Startups & Social Loafing
Updated: 4 days ago
The "Two Pizza Rule"
Amazon's CEO Jeff Bezos' created his "two pizza rule" – which means that if two pizzas cannot feed a team, the team is too big. [I'm happy I'm the only marketing exec - I'll have the two pizza's please!]
In a startup environment, we may think that hiring more employees will solve multiple problems and eliminate some of the obstacles encountered.
If we have a larger team, we will be able to achieve our goals quicker, right?
Well, not necessarily. Take a step back and think twice before posting that new job advertisement.
Several online sources have pointed out how more employees could slow down overall productivity levels. Small teams could result in better collaboration between employees, especially in small companies where everyone works together.
In addition to his "two pizza rule", Jeff Bezos wrote a letter to his stakeholders in 2013. He emphasised the advantages of having a small team, stressing that it sparks innovation and creativity. "This decentralised distribution of invention throughout the company – not limited to the company's senior leaders – is the only way to get robust, high-throughput innovation," he stated.
Before deciding to recruit new team members for your startup, think carefully before hiring too many at once. You may realise that one new hire might be more beneficial than the three new hires you believed you needed. When the group size grows, it is more of a challenge to notice each team member's efforts and advancement; when each employee's work goes unrecognised, social loafing may occur. As a result, employees may lose their intrinsic motivation and feel comforted that other team members will substitute for the gaps they leave. In larger companies with big teams, it is challenging to spot high-performing people quickly.
Unfortunately, employees who feel like their input doesn't matter too much may apply this mindset: Why enter a competition for a prize when thousands of other people have already entered? What are the chances of winning? Similarly, in a meeting room with 30 people, we can choose to sit in silence and ponder what to cook for dinner that evening. On the other hand, in a meeting room with 4-8 people, it becomes apparent when someone becomes lost in thought, and there is more pressure on each person to contribute and take part.
High-performing individuals, however, will continue to strive for excellent results and adopt a "you gotta be in to win" mentality. They will continue to enter competitions regardless of the number of contestants and share their ideas in a meeting room even when there's no pressure to participate.
The Discovery of Social Loafing
Max Ringlemann, a French agricultural engineer, was one of the first people to look closely at the concept of social loafing back in 1913. He carried out an experiment where he asked volunteers to pull a rope, both in teams and alone. When working alone to pull the rope, the volunteers tried very hard as they had no one to rely on. The effort becomes reduced when pulling the rope as a team.
Reasons Why Social Loafing May Occur
Motivation [Or Lack of It]
Employees who are not motivated by specific tasks may take part in social loafing as team sizes expand.
Dispersal of workload
If people are not solely responsible for projects and feel less accountable for the total outcome, they may engage in social loafing. When their input into a task or project doesn't impact the overall result, they may be less motivated to try their best.
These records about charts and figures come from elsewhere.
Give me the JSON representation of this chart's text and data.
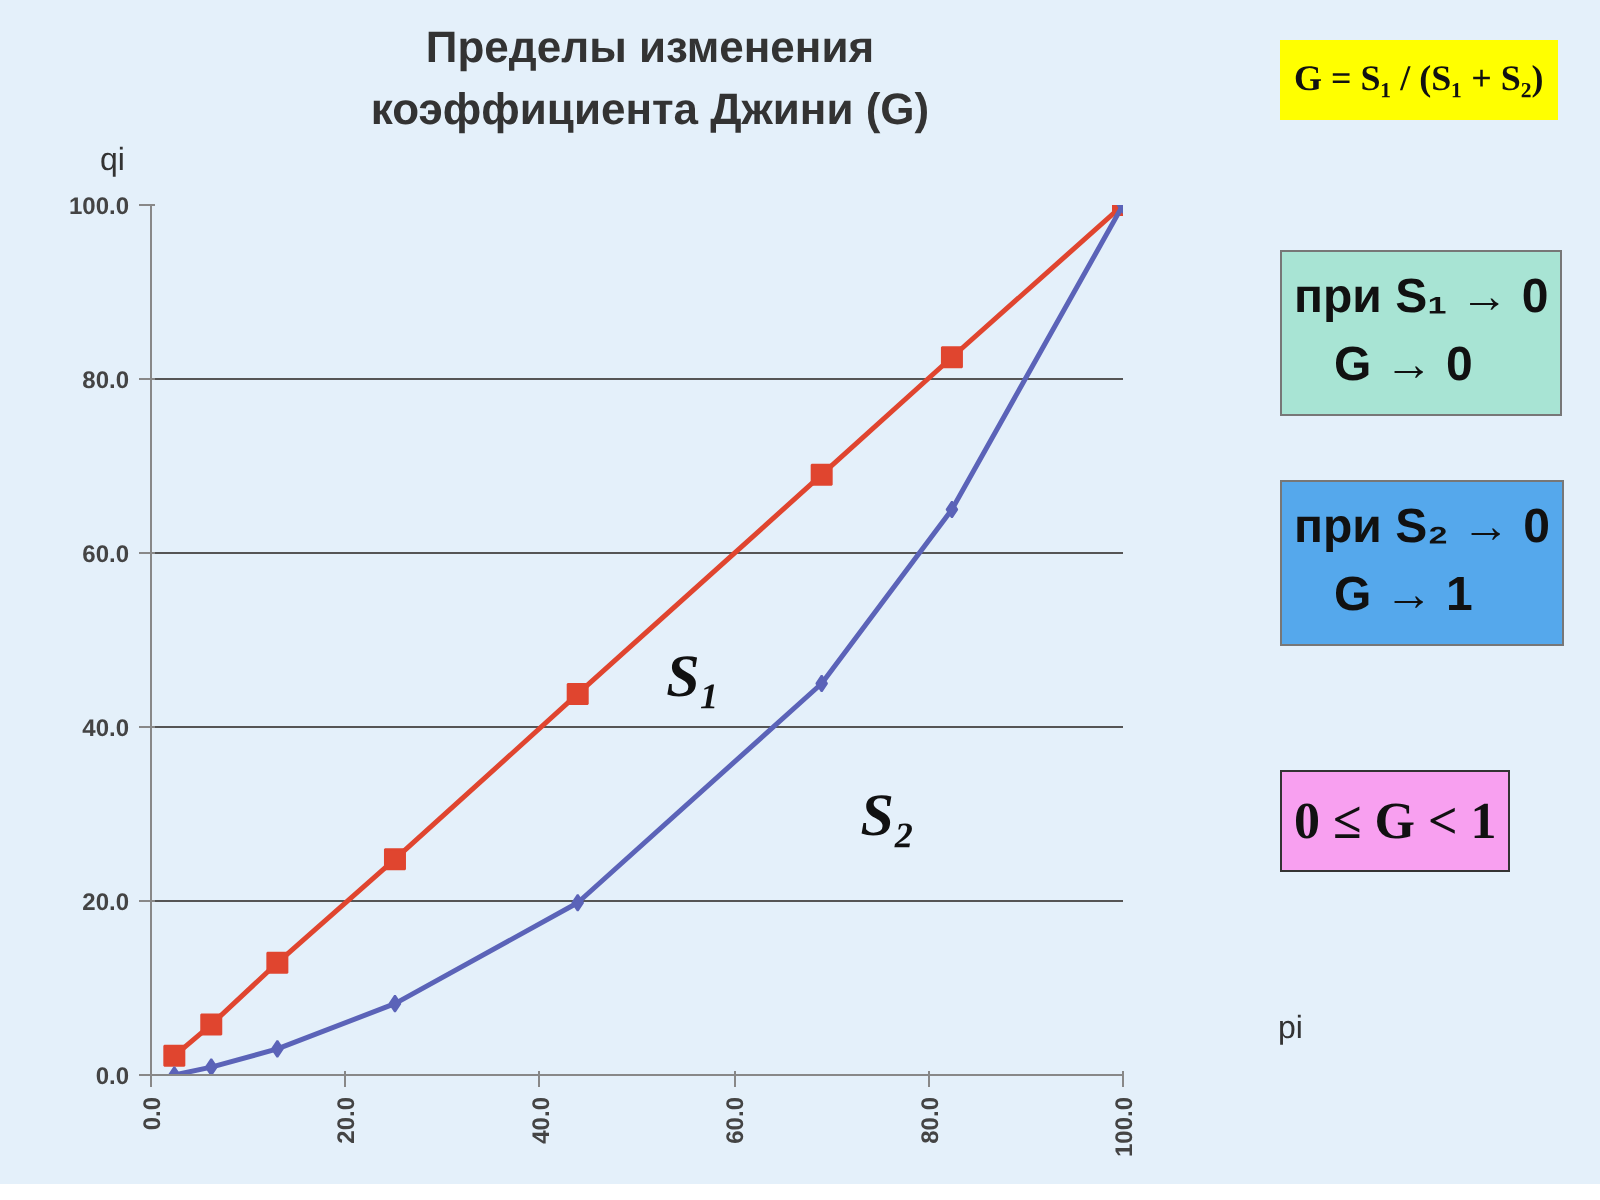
{
  "chart_data": {
    "type": "line",
    "title": "Пределы изменения\nкоэффициента Джини (G)",
    "xlabel": "pi",
    "ylabel": "qi",
    "x": [
      2.4,
      6.2,
      13,
      25.1,
      43.9,
      69,
      82.4,
      100
    ],
    "series": [
      {
        "color": "#e0452f",
        "marker": "square",
        "values": [
          2.2,
          5.8,
          12.9,
          24.8,
          43.8,
          69,
          82.5,
          100
        ]
      },
      {
        "color": "#5b63b8",
        "marker": "diamond",
        "values": [
          0,
          0.9,
          3,
          8.2,
          19.8,
          45,
          65,
          100
        ]
      }
    ],
    "xlim": [
      0,
      100
    ],
    "ylim": [
      0,
      100
    ],
    "xticks": [
      {
        "value": 0,
        "label": "0.0"
      },
      {
        "value": 20,
        "label": "20.0"
      },
      {
        "value": 40,
        "label": "40.0"
      },
      {
        "value": 60,
        "label": "60.0"
      },
      {
        "value": 80,
        "label": "80.0"
      },
      {
        "value": 100,
        "label": "100.0"
      }
    ],
    "yticks": [
      {
        "value": 0,
        "label": "0.0"
      },
      {
        "value": 20,
        "label": "20.0"
      },
      {
        "value": 40,
        "label": "40.0"
      },
      {
        "value": 60,
        "label": "60.0"
      },
      {
        "value": 80,
        "label": "80.0"
      },
      {
        "value": 100,
        "label": "100.0"
      }
    ],
    "grid": "y",
    "line_style": "solid",
    "annotations": [
      "S₁",
      "S₂",
      "G = S₁ / (S₁ + S₂)",
      "при S₁ → 0\nG → 0",
      "при S₂ → 0\nG → 1",
      "0 ≤ G < 1"
    ]
  }
}
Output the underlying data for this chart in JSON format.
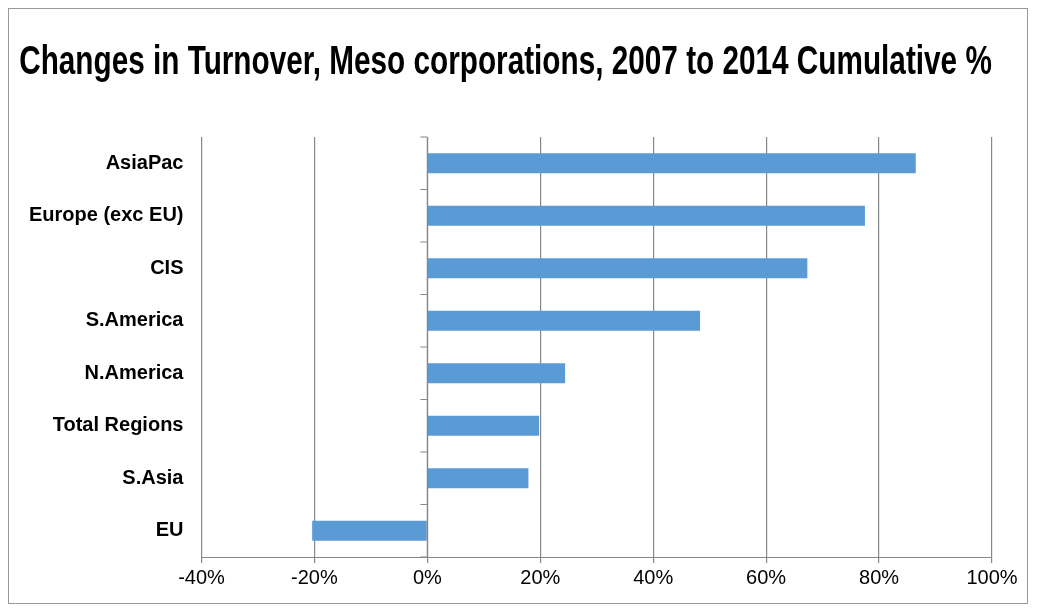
{
  "chart_data": {
    "type": "bar",
    "orientation": "horizontal",
    "title": "Changes in Turnover, Meso corporations, 2007 to 2014 Cumulative %",
    "categories": [
      "AsiaPac",
      "Europe (exc EU)",
      "CIS",
      "S.America",
      "N.America",
      "Total Regions",
      "S.Asia",
      "EU"
    ],
    "values": [
      86.5,
      77.5,
      67.3,
      48.3,
      24.4,
      19.8,
      17.9,
      -20.4
    ],
    "color": "#5b9bd5",
    "xlim": [
      -40,
      100
    ],
    "xticks": [
      {
        "value": -40,
        "label": "-40%"
      },
      {
        "value": -20,
        "label": "-20%"
      },
      {
        "value": 0,
        "label": "0%"
      },
      {
        "value": 20,
        "label": "20%"
      },
      {
        "value": 40,
        "label": "40%"
      },
      {
        "value": 60,
        "label": "60%"
      },
      {
        "value": 80,
        "label": "80%"
      },
      {
        "value": 100,
        "label": "100%"
      }
    ],
    "grid": "x",
    "legend": false
  }
}
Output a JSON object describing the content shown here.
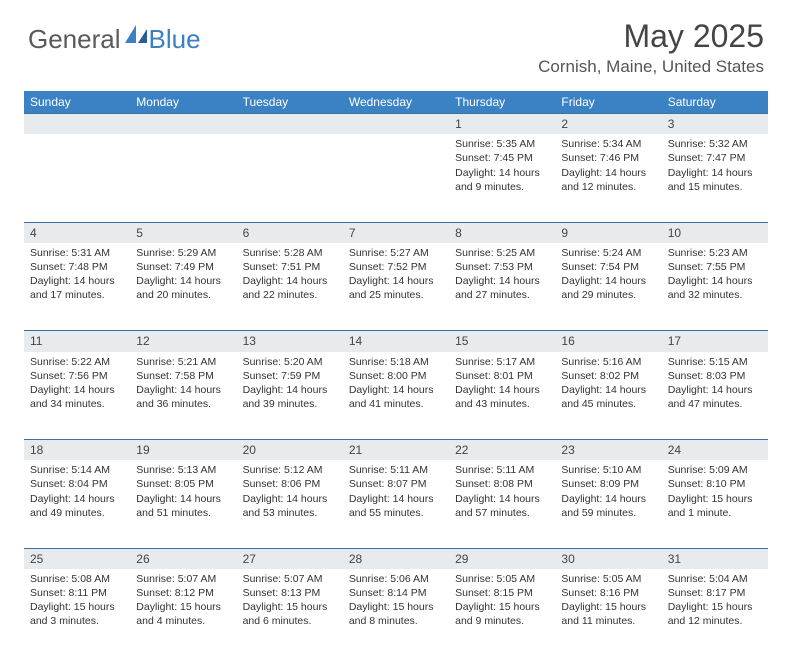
{
  "brand": {
    "text1": "General",
    "text2": "Blue"
  },
  "title": "May 2025",
  "location": "Cornish, Maine, United States",
  "colors": {
    "header_bg": "#3b82c4",
    "header_text": "#ffffff",
    "daynum_bg": "#e8ebee",
    "cell_border": "#3b6fa0",
    "brand_gray": "#5a5a5a",
    "brand_blue": "#3b7fc4"
  },
  "day_headers": [
    "Sunday",
    "Monday",
    "Tuesday",
    "Wednesday",
    "Thursday",
    "Friday",
    "Saturday"
  ],
  "weeks": [
    [
      null,
      null,
      null,
      null,
      {
        "n": "1",
        "sr": "5:35 AM",
        "ss": "7:45 PM",
        "dl": "14 hours and 9 minutes."
      },
      {
        "n": "2",
        "sr": "5:34 AM",
        "ss": "7:46 PM",
        "dl": "14 hours and 12 minutes."
      },
      {
        "n": "3",
        "sr": "5:32 AM",
        "ss": "7:47 PM",
        "dl": "14 hours and 15 minutes."
      }
    ],
    [
      {
        "n": "4",
        "sr": "5:31 AM",
        "ss": "7:48 PM",
        "dl": "14 hours and 17 minutes."
      },
      {
        "n": "5",
        "sr": "5:29 AM",
        "ss": "7:49 PM",
        "dl": "14 hours and 20 minutes."
      },
      {
        "n": "6",
        "sr": "5:28 AM",
        "ss": "7:51 PM",
        "dl": "14 hours and 22 minutes."
      },
      {
        "n": "7",
        "sr": "5:27 AM",
        "ss": "7:52 PM",
        "dl": "14 hours and 25 minutes."
      },
      {
        "n": "8",
        "sr": "5:25 AM",
        "ss": "7:53 PM",
        "dl": "14 hours and 27 minutes."
      },
      {
        "n": "9",
        "sr": "5:24 AM",
        "ss": "7:54 PM",
        "dl": "14 hours and 29 minutes."
      },
      {
        "n": "10",
        "sr": "5:23 AM",
        "ss": "7:55 PM",
        "dl": "14 hours and 32 minutes."
      }
    ],
    [
      {
        "n": "11",
        "sr": "5:22 AM",
        "ss": "7:56 PM",
        "dl": "14 hours and 34 minutes."
      },
      {
        "n": "12",
        "sr": "5:21 AM",
        "ss": "7:58 PM",
        "dl": "14 hours and 36 minutes."
      },
      {
        "n": "13",
        "sr": "5:20 AM",
        "ss": "7:59 PM",
        "dl": "14 hours and 39 minutes."
      },
      {
        "n": "14",
        "sr": "5:18 AM",
        "ss": "8:00 PM",
        "dl": "14 hours and 41 minutes."
      },
      {
        "n": "15",
        "sr": "5:17 AM",
        "ss": "8:01 PM",
        "dl": "14 hours and 43 minutes."
      },
      {
        "n": "16",
        "sr": "5:16 AM",
        "ss": "8:02 PM",
        "dl": "14 hours and 45 minutes."
      },
      {
        "n": "17",
        "sr": "5:15 AM",
        "ss": "8:03 PM",
        "dl": "14 hours and 47 minutes."
      }
    ],
    [
      {
        "n": "18",
        "sr": "5:14 AM",
        "ss": "8:04 PM",
        "dl": "14 hours and 49 minutes."
      },
      {
        "n": "19",
        "sr": "5:13 AM",
        "ss": "8:05 PM",
        "dl": "14 hours and 51 minutes."
      },
      {
        "n": "20",
        "sr": "5:12 AM",
        "ss": "8:06 PM",
        "dl": "14 hours and 53 minutes."
      },
      {
        "n": "21",
        "sr": "5:11 AM",
        "ss": "8:07 PM",
        "dl": "14 hours and 55 minutes."
      },
      {
        "n": "22",
        "sr": "5:11 AM",
        "ss": "8:08 PM",
        "dl": "14 hours and 57 minutes."
      },
      {
        "n": "23",
        "sr": "5:10 AM",
        "ss": "8:09 PM",
        "dl": "14 hours and 59 minutes."
      },
      {
        "n": "24",
        "sr": "5:09 AM",
        "ss": "8:10 PM",
        "dl": "15 hours and 1 minute."
      }
    ],
    [
      {
        "n": "25",
        "sr": "5:08 AM",
        "ss": "8:11 PM",
        "dl": "15 hours and 3 minutes."
      },
      {
        "n": "26",
        "sr": "5:07 AM",
        "ss": "8:12 PM",
        "dl": "15 hours and 4 minutes."
      },
      {
        "n": "27",
        "sr": "5:07 AM",
        "ss": "8:13 PM",
        "dl": "15 hours and 6 minutes."
      },
      {
        "n": "28",
        "sr": "5:06 AM",
        "ss": "8:14 PM",
        "dl": "15 hours and 8 minutes."
      },
      {
        "n": "29",
        "sr": "5:05 AM",
        "ss": "8:15 PM",
        "dl": "15 hours and 9 minutes."
      },
      {
        "n": "30",
        "sr": "5:05 AM",
        "ss": "8:16 PM",
        "dl": "15 hours and 11 minutes."
      },
      {
        "n": "31",
        "sr": "5:04 AM",
        "ss": "8:17 PM",
        "dl": "15 hours and 12 minutes."
      }
    ]
  ],
  "labels": {
    "sunrise": "Sunrise: ",
    "sunset": "Sunset: ",
    "daylight": "Daylight: "
  }
}
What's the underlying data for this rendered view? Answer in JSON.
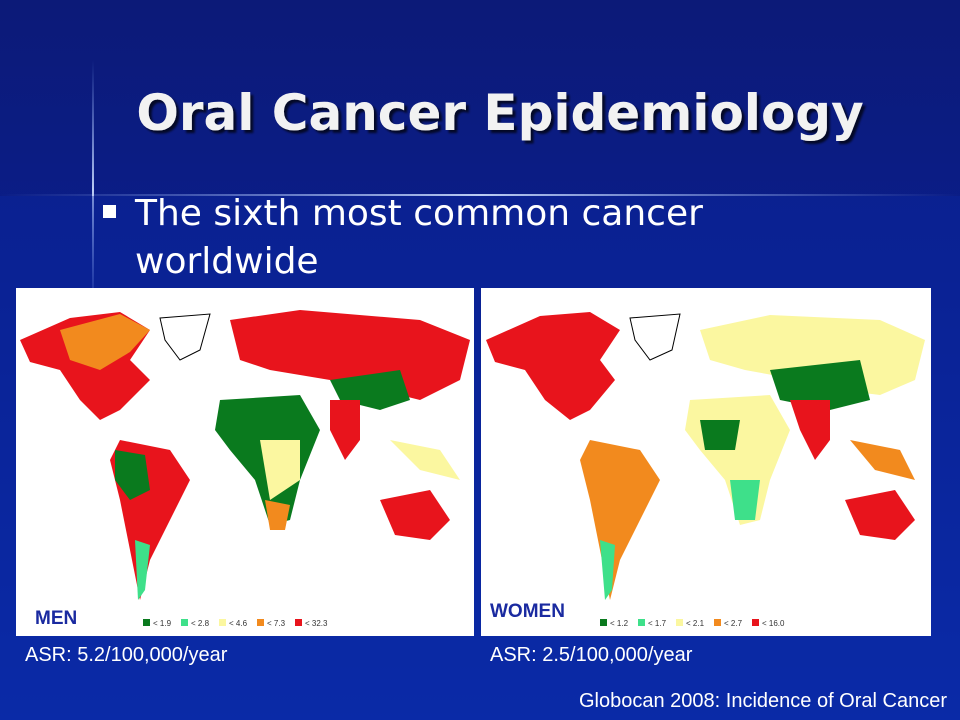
{
  "title": "Oral Cancer Epidemiology",
  "bullet": [
    "The sixth most common cancer",
    "worldwide"
  ],
  "maps": [
    {
      "label": "MEN",
      "asr": "ASR: 5.2/100,000/year",
      "legend": [
        {
          "color": "#0a7a1e",
          "label": "< 1.9"
        },
        {
          "color": "#3ee08a",
          "label": "< 2.8"
        },
        {
          "color": "#fbf7a0",
          "label": "< 4.6"
        },
        {
          "color": "#f28a1e",
          "label": "< 7.3"
        },
        {
          "color": "#e8141c",
          "label": "< 32.3"
        }
      ]
    },
    {
      "label": "WOMEN",
      "asr": "ASR: 2.5/100,000/year",
      "legend": [
        {
          "color": "#0a7a1e",
          "label": "< 1.2"
        },
        {
          "color": "#3ee08a",
          "label": "< 1.7"
        },
        {
          "color": "#fbf7a0",
          "label": "< 2.1"
        },
        {
          "color": "#f28a1e",
          "label": "< 2.7"
        },
        {
          "color": "#e8141c",
          "label": "< 16.0"
        }
      ]
    }
  ],
  "source": "Globocan 2008: Incidence of Oral Cancer"
}
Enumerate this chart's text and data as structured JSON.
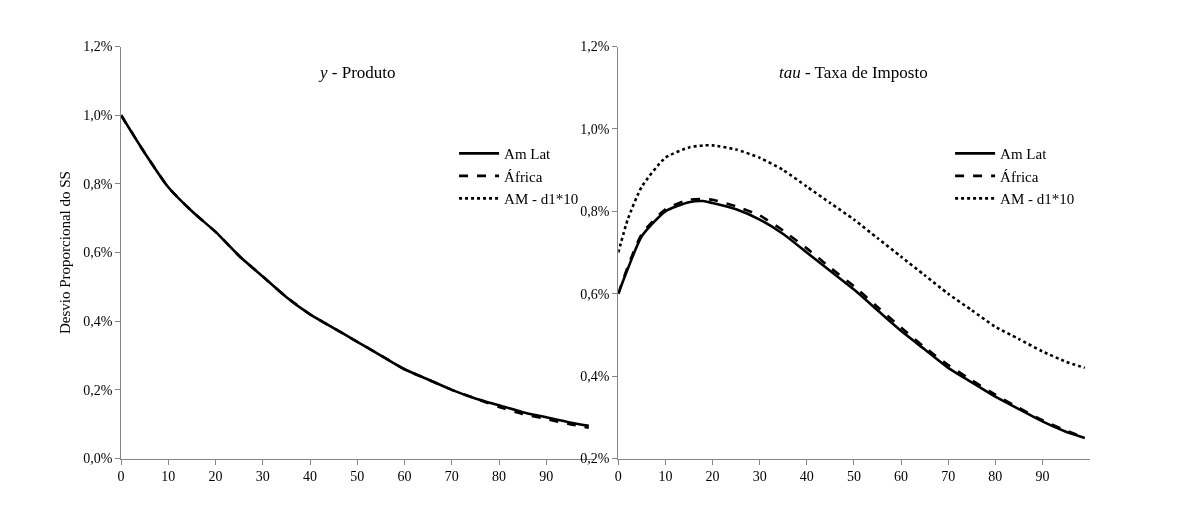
{
  "chart_data": [
    {
      "type": "line",
      "title": "y - Produto",
      "ylabel": "Desvio Proporcional do SS",
      "x": [
        0,
        5,
        10,
        15,
        20,
        25,
        30,
        35,
        40,
        45,
        50,
        55,
        60,
        65,
        70,
        75,
        80,
        85,
        90,
        95,
        99
      ],
      "series": [
        {
          "name": "Am Lat",
          "color": "#000000",
          "line_style": "solid",
          "values": [
            1.0,
            0.89,
            0.79,
            0.72,
            0.66,
            0.59,
            0.53,
            0.47,
            0.42,
            0.38,
            0.34,
            0.3,
            0.26,
            0.23,
            0.2,
            0.175,
            0.155,
            0.135,
            0.12,
            0.105,
            0.095
          ]
        },
        {
          "name": "África",
          "color": "#000000",
          "line_style": "dashed",
          "values": [
            1.0,
            0.89,
            0.79,
            0.72,
            0.66,
            0.59,
            0.53,
            0.47,
            0.42,
            0.38,
            0.34,
            0.3,
            0.26,
            0.23,
            0.2,
            0.175,
            0.15,
            0.13,
            0.115,
            0.1,
            0.09
          ]
        },
        {
          "name": "AM - d1*10",
          "color": "#000000",
          "line_style": "dotted",
          "values": [
            null,
            null,
            null,
            null,
            null,
            null,
            null,
            null,
            null,
            null,
            null,
            null,
            null,
            null,
            null,
            null,
            null,
            null,
            null,
            null,
            null
          ]
        }
      ],
      "xlim": [
        0,
        100
      ],
      "xticks": [
        0,
        10,
        20,
        30,
        40,
        50,
        60,
        70,
        80,
        90
      ],
      "ylim": [
        0,
        1.2
      ],
      "yticks": [
        {
          "value": 0,
          "label": "0,0%"
        },
        {
          "value": 0.2,
          "label": "0,2%"
        },
        {
          "value": 0.4,
          "label": "0,4%"
        },
        {
          "value": 0.6,
          "label": "0,6%"
        },
        {
          "value": 0.8,
          "label": "0,8%"
        },
        {
          "value": 1.0,
          "label": "1,0%"
        },
        {
          "value": 1.2,
          "label": "1,2%"
        }
      ],
      "grid": false,
      "legend": "right"
    },
    {
      "type": "line",
      "title": "tau - Taxa de Imposto",
      "x": [
        0,
        2,
        5,
        10,
        15,
        18,
        20,
        25,
        30,
        35,
        40,
        45,
        50,
        55,
        60,
        65,
        70,
        75,
        80,
        85,
        90,
        95,
        99
      ],
      "series": [
        {
          "name": "Am Lat",
          "color": "#000000",
          "line_style": "solid",
          "values": [
            0.6,
            0.66,
            0.74,
            0.8,
            0.822,
            0.825,
            0.82,
            0.805,
            0.78,
            0.745,
            0.7,
            0.655,
            0.61,
            0.56,
            0.51,
            0.465,
            0.42,
            0.385,
            0.35,
            0.32,
            0.29,
            0.265,
            0.25
          ]
        },
        {
          "name": "África",
          "color": "#000000",
          "line_style": "dashed",
          "values": [
            0.6,
            0.665,
            0.745,
            0.805,
            0.828,
            0.83,
            0.828,
            0.812,
            0.79,
            0.753,
            0.71,
            0.663,
            0.618,
            0.568,
            0.518,
            0.47,
            0.427,
            0.39,
            0.355,
            0.323,
            0.293,
            0.268,
            0.25
          ]
        },
        {
          "name": "AM - d1*10",
          "color": "#000000",
          "line_style": "dotted",
          "values": [
            0.7,
            0.78,
            0.86,
            0.93,
            0.955,
            0.96,
            0.96,
            0.95,
            0.93,
            0.9,
            0.86,
            0.82,
            0.78,
            0.735,
            0.69,
            0.645,
            0.6,
            0.56,
            0.52,
            0.49,
            0.46,
            0.435,
            0.42
          ]
        }
      ],
      "xlim": [
        0,
        100
      ],
      "xticks": [
        0,
        10,
        20,
        30,
        40,
        50,
        60,
        70,
        80,
        90
      ],
      "ylim": [
        0.2,
        1.2
      ],
      "yticks": [
        {
          "value": 0.2,
          "label": "0,2%"
        },
        {
          "value": 0.4,
          "label": "0,4%"
        },
        {
          "value": 0.6,
          "label": "0,6%"
        },
        {
          "value": 0.8,
          "label": "0,8%"
        },
        {
          "value": 1.0,
          "label": "1,0%"
        },
        {
          "value": 1.2,
          "label": "1,2%"
        }
      ],
      "grid": false,
      "legend": "right"
    }
  ]
}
Lack of Trust in Other Colleagues
What if members of the team are suspected to be procrastinating and avoiding work? In that case, others may follow to prevent taking on more responsibility and escape from covering for people who put in little effort. Those who work hard and those who don't may receive the same appraisal later for the team effort.
In contrast to the above idea, a less motivated employee may slack off if other team members are enthusiastic about a project, taking advantage of those willing to take on their share of the workload.
Benefits of Small Teams in Startups
While larger corporations must have bigger teams due to a higher workload and more clients, there are many advantages to having a small group. When you feel like all you're missing for your early startup is more manpower, think of the benefits of having a small team working closely together.
A considerable advantage of being part of a small team is the flexibility it offers. Employees in large corporations usually focus on their duties with little knowledge of what other people are doing. Smaller teams can result in better coordination between employees and more involvement in other departments.
Working for a startup will often require employees to step outside their comfort zone and take on responsibilities outside their job description to help the company. Regardless of job title, all employees work closely together, sharing mutual support. Small teams, especially those of startups, are very united and share common goals. Team leaders of small groups also have more opportunities to coach and motivate employees daily.